Before LLMs, Google increasingly shut content providers out of monetising their sites, and there was no real way for groups of smaller businesses to band together and offer a viable alternative. Whatever bias there was in the way information was presented and blended with ads, the platform itself and the way everything was integrated was fantastic.

I've only just started to try to educate myself about this. Would welcome corrections if I've got anything wrong.

Microsoft & Google may have dropped billions on their LLMs (and as I said, I think much of this is storage cost), but there are Open Source ones that you can run on a laptop, and someone even got one running on a phone. People have trained LLMs in a matter of days on niche topics.

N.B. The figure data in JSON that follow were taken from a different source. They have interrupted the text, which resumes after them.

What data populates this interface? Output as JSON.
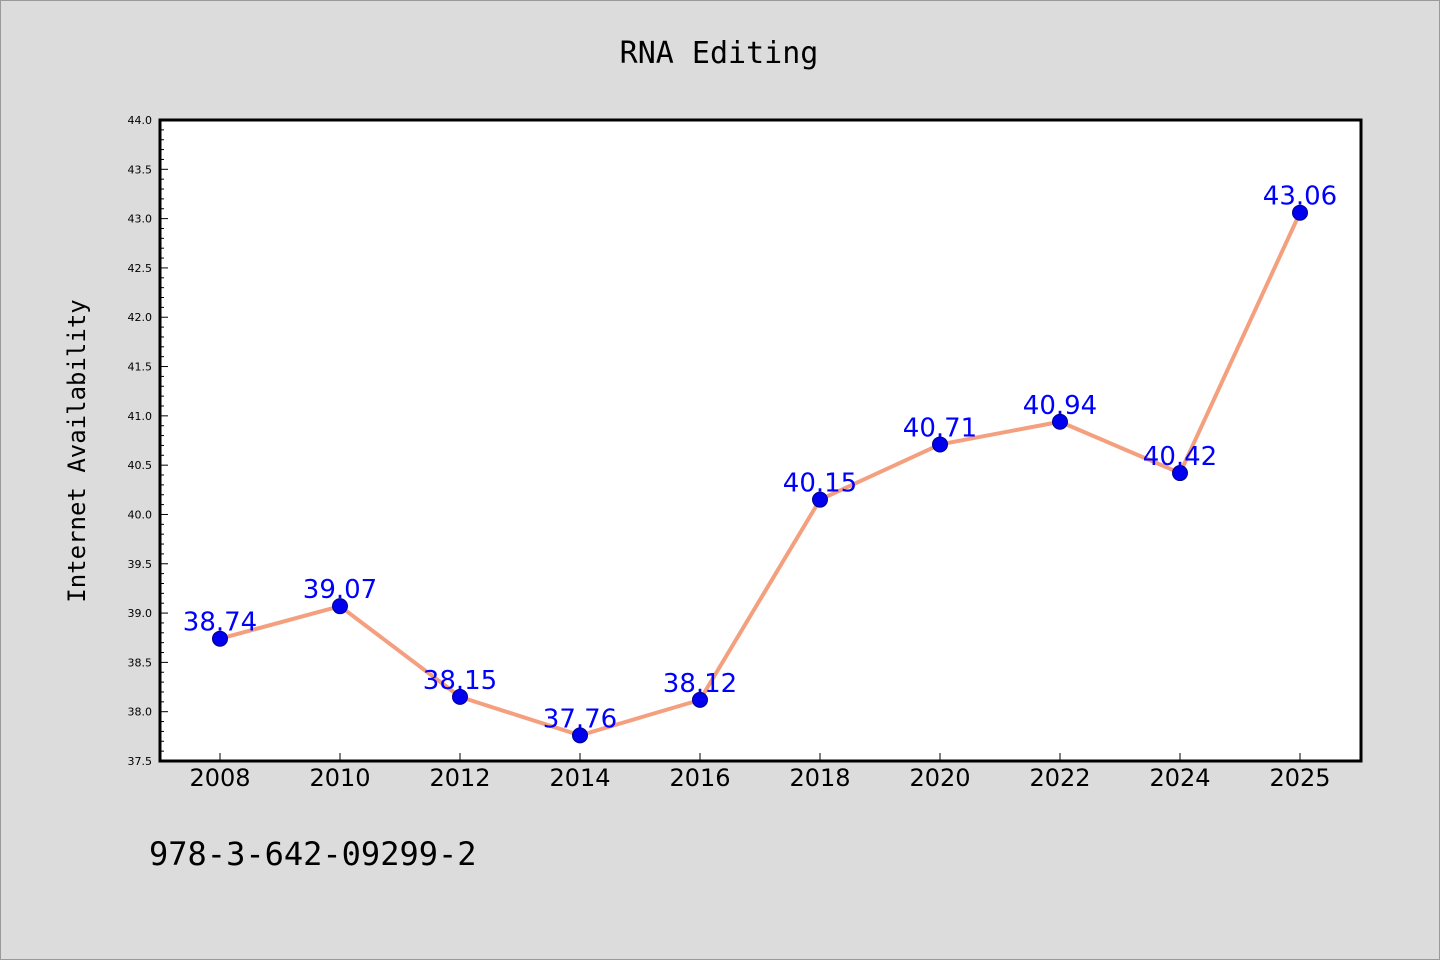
{
  "chart_data": {
    "type": "line",
    "title": "RNA Editing",
    "xlabel": "",
    "ylabel": "Internet Availability",
    "categories": [
      "2008",
      "2010",
      "2012",
      "2014",
      "2016",
      "2018",
      "2020",
      "2022",
      "2024",
      "2025"
    ],
    "series": [
      {
        "values": [
          38.74,
          39.07,
          38.15,
          37.76,
          38.12,
          40.15,
          40.71,
          40.94,
          40.42,
          43.06
        ],
        "labels": [
          "38.74",
          "39.07",
          "38.15",
          "37.76",
          "38.12",
          "40.15",
          "40.71",
          "40.94",
          "40.42",
          "43.06"
        ]
      }
    ],
    "ylim": [
      37.5,
      44.0
    ],
    "yticks": [
      "37.5",
      "38.0",
      "38.5",
      "39.0",
      "39.5",
      "40.0",
      "40.5",
      "41.0",
      "41.5",
      "42.0",
      "42.5",
      "43.0",
      "43.5",
      "44.0"
    ],
    "grid": false,
    "legend": "none",
    "colors": {
      "line": "#f4a07f",
      "marker": "#0000ee",
      "label": "#0000ff",
      "background": "#dcdcdc",
      "plot_area": "#ffffff"
    }
  },
  "footer_text": "978-3-642-09299-2"
}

If a collective of local or niche businesses decided to come together to create and train their own topic-specific LLM and then run it via an app and/or hosted online, they might be able to offer something better than the titans who are trying to be all things to everyone in two ways:

1) Greater accuracy.
An LLM trained on carefully curated data by people with specialist subject matter knowledge would be likely to be more accurate and 'hallucinate' less.

2) More up to date.
GPT for example was initially only trained up to 2021. I gather it does now 'know' more recent things (e.g. that Elon Musk is now CEO of Twitter) but I don't think it has been trained on ALL new knowledge since 2021 because it is very labour-intensive to do this. LLMs work on the statistical relationships between words in a corpus of content, and I don't know whether it is or is not possible to only train them partially (i.e. 'top them up'). Whichever it is though, the less information you are trying to cover and to keep relevant/current, the easier the job becomes.

tangor

8:41 am on Jun 3, 2023 (gmt 0)

WebmasterWorld Senior Member 10+ Year Member Top Contributors Of The Month



Keeping LLMs up-to-date (AND ACCURATE) is going to be both time consuming and expensive for anything that is not general knowledge. LATEST news/fads are actually too new for LLM since the sample size will be so much smaller than "older" information, and accuracy will be hampered equally since there will not be enough corroboration on that same data (too new).

Jury is still out on the value of AI... not enough history/proof it actually does what it claims. THAT SAID, AI is here to stay and we'll have to see how it all plays out.